Il Consiglio di Presidenza è l'autorità esecutiva in accordo con l'Ordinario. E' composto dall'Ordinario, dal Presidente, dal Segretario e dai Consiglieri.
L'Ordinario presiede al Ministero Ordinato e Consacrato. Al Ministero Consacrato hanno accesso anche le donne. All'Ordinario spetta di nominare il Vicario.
Al Ministero possono accedere soltanto coloro che hanno emesso il Giuramento Pancristiano.
Ogni Ministro Maggiore o Minore esercita una professione civile.

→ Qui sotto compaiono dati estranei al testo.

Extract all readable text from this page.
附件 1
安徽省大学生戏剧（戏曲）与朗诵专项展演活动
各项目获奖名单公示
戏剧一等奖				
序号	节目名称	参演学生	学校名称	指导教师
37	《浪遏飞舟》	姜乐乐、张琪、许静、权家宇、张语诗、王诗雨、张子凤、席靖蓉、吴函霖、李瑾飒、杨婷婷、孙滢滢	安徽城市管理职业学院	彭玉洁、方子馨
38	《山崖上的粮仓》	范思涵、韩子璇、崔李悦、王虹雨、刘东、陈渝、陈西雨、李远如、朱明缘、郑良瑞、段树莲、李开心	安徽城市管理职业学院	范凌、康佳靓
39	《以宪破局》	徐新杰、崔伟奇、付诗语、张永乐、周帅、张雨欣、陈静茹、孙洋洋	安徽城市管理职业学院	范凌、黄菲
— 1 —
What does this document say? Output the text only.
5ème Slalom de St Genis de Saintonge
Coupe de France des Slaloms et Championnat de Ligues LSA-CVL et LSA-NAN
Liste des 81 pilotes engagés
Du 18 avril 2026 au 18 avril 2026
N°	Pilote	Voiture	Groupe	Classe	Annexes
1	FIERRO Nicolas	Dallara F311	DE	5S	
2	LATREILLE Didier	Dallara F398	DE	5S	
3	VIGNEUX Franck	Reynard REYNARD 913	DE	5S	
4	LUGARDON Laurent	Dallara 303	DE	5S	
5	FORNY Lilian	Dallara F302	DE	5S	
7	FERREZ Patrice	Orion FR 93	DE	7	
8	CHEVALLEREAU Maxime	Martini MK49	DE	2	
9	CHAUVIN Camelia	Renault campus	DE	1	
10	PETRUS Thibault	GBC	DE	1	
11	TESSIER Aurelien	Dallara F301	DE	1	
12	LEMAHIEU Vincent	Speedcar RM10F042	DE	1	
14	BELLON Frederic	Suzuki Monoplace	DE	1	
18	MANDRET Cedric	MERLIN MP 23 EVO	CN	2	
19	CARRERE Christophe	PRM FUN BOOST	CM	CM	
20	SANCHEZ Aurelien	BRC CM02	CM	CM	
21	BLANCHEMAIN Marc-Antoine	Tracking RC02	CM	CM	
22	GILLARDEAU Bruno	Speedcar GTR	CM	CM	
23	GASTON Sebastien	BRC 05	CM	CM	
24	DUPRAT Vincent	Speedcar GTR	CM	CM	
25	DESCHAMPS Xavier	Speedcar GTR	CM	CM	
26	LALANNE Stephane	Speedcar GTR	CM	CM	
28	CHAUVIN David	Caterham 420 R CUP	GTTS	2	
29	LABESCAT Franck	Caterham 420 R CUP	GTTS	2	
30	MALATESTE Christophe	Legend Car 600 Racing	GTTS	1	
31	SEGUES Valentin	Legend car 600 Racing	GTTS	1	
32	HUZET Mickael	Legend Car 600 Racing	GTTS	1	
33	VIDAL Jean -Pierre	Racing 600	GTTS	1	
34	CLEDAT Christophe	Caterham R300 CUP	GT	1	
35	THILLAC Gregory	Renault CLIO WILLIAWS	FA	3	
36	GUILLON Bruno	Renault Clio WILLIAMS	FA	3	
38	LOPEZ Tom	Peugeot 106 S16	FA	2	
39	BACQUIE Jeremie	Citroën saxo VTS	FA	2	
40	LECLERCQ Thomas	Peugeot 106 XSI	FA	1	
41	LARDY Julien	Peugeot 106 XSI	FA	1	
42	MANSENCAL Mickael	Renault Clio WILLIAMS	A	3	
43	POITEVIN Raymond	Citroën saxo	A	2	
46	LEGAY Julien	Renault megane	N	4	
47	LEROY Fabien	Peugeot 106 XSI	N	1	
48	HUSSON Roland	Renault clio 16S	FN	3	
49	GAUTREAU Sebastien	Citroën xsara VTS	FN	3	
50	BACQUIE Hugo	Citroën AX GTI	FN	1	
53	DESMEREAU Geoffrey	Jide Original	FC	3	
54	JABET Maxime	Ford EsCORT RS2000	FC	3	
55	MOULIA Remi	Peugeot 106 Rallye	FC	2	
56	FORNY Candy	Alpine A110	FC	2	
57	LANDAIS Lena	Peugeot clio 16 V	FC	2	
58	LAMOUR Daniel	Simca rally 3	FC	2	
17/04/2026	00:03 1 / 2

Il M.E.C.E.I. (Ministero Ecclesiale Cristcattolico Eubiosanitario Italiano) è costituito dal corpo ministeriale e si occupa principalmente di Pastorale Sanitaria Speciale.
L'I.T.P.E.P. (Istituto Teologico Pastorale Egoiatrico Psicosociosanitario) è l'organismo della L.U.A.T.E. (Libera Università di Analitica e Terapeutica Egologica) che prepara ai gradi ministeriali curando la formazione dei ministri.
La Missione costituisce un'unica Comunità rituale sparsa su tutto il territorio nazionale.
Gli Uffici Ministeriali dei Laici di Rito Cattolico Antico sono tre, distribuiti nel modo seguente:

  • Assistente - Ministro non Ordinato. L'Ufficio viene conferito con una Liturgia di Consacrazione e autorizza a battezzare, predicare, comunicare e dirigere le Liturgie minori. A codesto Ufficio possono accedere anche le donne.
  • Direttore - Ministro Straordinario Ordinato. Ha ricevuto il 1° e il 2° grado dell'Ordine. E' autorizzato a Consacrare, Riconciliare e Ungere.
  • Protodirettore - Il Direttore che ha conseguito il 3° Grado dell'Ordine. Può essere autorizzato, in caso di necessità, a Cresimare e Ordinare.

Il Culto e i Sacramenti sono tenuti generalmente presso le famiglie, ma si pratica anche l'Ospitalità ecumenica per i luoghi di culto cattolici o di altre Confessioni cristiane storiche; sono usati anche locali pubblici quando è fatta esplicita richiesta per cerimonie battesimali, nuziali e altro.
Per quanto concerne i rapporti con le altre Chiese e Comunità ecclesiali ci si basa sul direttorio ecumenico dato dalla S. Sede.